Ukradł miedzianą blachę z dachu kościoła

Data publikacji 11.12.2010

Policjanci ze Stalowej Woli zatrzymali 18-letniego mężczyznę, który dokonał kradzieży miedzianej blachy z dachu kościoła przy ulicy Poniatowskiego w Stalowej Woli. Funkcjonariusze odzyskali skradzione mienie. Wartość strat oszacowano na 300 złotych. Za swój czyn 18-latek odpowie przed sądem.

Policjanci ze Stalowej Woli zatrzymali 18-letniego mężczyznę, który ukradł miedzianą blachę z dachu kościoła przy ulicy Poniatowskiego w tym mieście. Funkcjonariusze odzyskali skradzione mienie. Wartość strat oszacowano na 300 złotych. Za swój czyn 18-latek odpowie przed sądem.

W czwartek rano do oficera dyżurnego stalowowolskiej komendy zadzwonił mieszkaniec miasta z informacją, że po dachu bloku przy ulicy Poniatowskiego chodzi młody mężczyzna i zgina jakieś metalowe elementy. Na miejsce zdarzenia udał się policyjny patrol, który potwierdził zgłoszenie. Policjanci ustalili, że na dachu przebywa 18-letni mężczyzna. Młody człowiek zginał miedzianą blachę i chował ją do worka. Podczas rozmowy z funkcjonariuszami oświadczył, że blachę znalazł w środę po południu w pobliżu oczyszczalni ścieków i ukrył ją na dachu, żeby później sprzedać ją na złom.

Policjanci nie dali jednak wiary wyjaśnieniom 18-latka, zatrzymali go i wraz z blachą przewieźli do komendy. Podczas przesłuchania młody mężczyzna przyznał się, że w nocy z 6 na 7 grudnia ukradł blachę z dachu kościoła przy ulicy Poniatowskiego w Stalowej Woli. Straty powstałe w wyniku kradzieży oszacowano na 300 złotych.

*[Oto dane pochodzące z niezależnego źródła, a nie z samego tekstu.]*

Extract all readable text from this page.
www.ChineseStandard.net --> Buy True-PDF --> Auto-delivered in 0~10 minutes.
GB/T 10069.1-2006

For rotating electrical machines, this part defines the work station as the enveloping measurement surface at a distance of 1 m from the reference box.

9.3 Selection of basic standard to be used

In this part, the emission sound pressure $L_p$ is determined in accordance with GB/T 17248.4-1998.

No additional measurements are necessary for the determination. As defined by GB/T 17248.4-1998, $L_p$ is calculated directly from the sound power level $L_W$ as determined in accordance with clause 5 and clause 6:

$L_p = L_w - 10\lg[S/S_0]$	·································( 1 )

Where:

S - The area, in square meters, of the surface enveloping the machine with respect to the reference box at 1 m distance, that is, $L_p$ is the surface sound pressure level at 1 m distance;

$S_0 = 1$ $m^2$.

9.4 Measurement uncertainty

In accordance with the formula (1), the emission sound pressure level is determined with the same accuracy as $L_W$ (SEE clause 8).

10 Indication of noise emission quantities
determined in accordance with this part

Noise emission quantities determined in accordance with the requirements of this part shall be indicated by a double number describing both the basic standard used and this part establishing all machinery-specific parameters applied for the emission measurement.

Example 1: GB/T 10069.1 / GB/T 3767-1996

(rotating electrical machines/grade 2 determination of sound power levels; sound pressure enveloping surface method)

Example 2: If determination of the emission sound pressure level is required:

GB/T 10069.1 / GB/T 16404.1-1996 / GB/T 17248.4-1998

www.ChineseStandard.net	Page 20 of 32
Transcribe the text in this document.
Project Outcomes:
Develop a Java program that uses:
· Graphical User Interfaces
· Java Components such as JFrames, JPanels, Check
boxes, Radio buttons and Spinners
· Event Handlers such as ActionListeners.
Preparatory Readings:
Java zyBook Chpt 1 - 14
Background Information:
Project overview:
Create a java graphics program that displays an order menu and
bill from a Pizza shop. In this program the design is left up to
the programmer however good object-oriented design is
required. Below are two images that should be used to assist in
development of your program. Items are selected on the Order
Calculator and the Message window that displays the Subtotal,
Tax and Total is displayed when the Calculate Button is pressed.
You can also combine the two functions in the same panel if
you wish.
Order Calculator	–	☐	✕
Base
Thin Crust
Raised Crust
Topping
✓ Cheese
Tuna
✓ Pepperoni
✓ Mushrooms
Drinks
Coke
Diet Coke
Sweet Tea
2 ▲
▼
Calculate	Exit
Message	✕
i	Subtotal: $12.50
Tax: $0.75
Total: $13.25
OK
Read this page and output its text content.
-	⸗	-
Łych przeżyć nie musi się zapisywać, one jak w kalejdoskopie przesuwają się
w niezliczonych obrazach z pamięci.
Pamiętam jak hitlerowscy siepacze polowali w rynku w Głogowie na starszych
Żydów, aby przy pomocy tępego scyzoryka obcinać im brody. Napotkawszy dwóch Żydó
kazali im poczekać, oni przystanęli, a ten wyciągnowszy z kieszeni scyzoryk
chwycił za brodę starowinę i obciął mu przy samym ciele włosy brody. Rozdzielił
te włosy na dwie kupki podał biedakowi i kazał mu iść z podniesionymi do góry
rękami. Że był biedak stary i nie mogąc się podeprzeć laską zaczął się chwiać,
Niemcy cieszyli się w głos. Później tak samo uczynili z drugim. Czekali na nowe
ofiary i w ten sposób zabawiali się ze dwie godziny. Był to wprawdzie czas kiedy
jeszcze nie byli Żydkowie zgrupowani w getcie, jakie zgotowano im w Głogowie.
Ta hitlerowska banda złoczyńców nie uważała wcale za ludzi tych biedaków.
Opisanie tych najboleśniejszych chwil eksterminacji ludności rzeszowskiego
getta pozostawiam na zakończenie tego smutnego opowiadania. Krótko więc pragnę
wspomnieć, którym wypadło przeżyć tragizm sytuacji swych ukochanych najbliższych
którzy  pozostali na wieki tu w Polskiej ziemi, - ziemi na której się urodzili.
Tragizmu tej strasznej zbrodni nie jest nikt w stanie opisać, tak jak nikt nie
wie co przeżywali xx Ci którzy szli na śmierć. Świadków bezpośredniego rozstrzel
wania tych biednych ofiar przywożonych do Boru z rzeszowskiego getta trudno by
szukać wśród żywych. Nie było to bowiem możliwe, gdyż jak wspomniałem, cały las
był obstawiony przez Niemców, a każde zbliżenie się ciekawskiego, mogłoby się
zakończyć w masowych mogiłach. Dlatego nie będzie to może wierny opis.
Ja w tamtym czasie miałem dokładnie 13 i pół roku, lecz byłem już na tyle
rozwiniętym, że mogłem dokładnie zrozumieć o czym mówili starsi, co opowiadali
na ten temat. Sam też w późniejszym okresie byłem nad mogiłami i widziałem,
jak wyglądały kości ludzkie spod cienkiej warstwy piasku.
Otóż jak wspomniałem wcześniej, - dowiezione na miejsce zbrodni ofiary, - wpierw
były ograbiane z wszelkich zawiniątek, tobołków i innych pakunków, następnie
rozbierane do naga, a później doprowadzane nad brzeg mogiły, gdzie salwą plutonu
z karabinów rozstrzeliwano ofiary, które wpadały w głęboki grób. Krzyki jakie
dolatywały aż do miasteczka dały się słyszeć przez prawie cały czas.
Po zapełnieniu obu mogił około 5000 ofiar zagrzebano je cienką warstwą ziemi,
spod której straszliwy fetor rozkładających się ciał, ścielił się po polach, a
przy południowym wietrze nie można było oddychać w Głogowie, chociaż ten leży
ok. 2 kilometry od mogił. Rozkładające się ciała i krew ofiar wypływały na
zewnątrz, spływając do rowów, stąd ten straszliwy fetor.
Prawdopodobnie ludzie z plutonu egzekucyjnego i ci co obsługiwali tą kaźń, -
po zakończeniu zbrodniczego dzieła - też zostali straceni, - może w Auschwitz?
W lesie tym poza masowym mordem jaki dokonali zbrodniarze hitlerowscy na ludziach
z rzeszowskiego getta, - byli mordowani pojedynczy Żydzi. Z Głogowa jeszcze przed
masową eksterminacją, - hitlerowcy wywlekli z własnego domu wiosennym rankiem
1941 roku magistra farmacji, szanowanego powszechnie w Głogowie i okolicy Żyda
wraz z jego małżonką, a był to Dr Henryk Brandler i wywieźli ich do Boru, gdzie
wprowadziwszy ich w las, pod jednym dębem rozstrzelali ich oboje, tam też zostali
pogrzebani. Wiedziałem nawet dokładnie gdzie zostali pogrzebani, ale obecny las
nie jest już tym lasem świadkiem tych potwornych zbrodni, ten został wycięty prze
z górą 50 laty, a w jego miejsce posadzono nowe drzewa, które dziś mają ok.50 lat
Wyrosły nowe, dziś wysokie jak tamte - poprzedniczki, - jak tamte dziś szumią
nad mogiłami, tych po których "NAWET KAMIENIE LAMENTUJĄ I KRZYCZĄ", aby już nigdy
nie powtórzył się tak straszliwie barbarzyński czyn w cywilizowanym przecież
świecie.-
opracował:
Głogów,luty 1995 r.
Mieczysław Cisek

Mężczyzna usłyszał zarzut kradzieży. 18-latek dobrowolnie poddał się karze, którą w jego przypadku było 12 miesięcy ograniczenia wolności z obowiązkiem wykonywania pracy na cele społeczne w wymiarze 30 godzin miesięcznie. Postępowanie w tej sprawie prowadzi Komenda Powiatowa Policji w Stalowej Woli.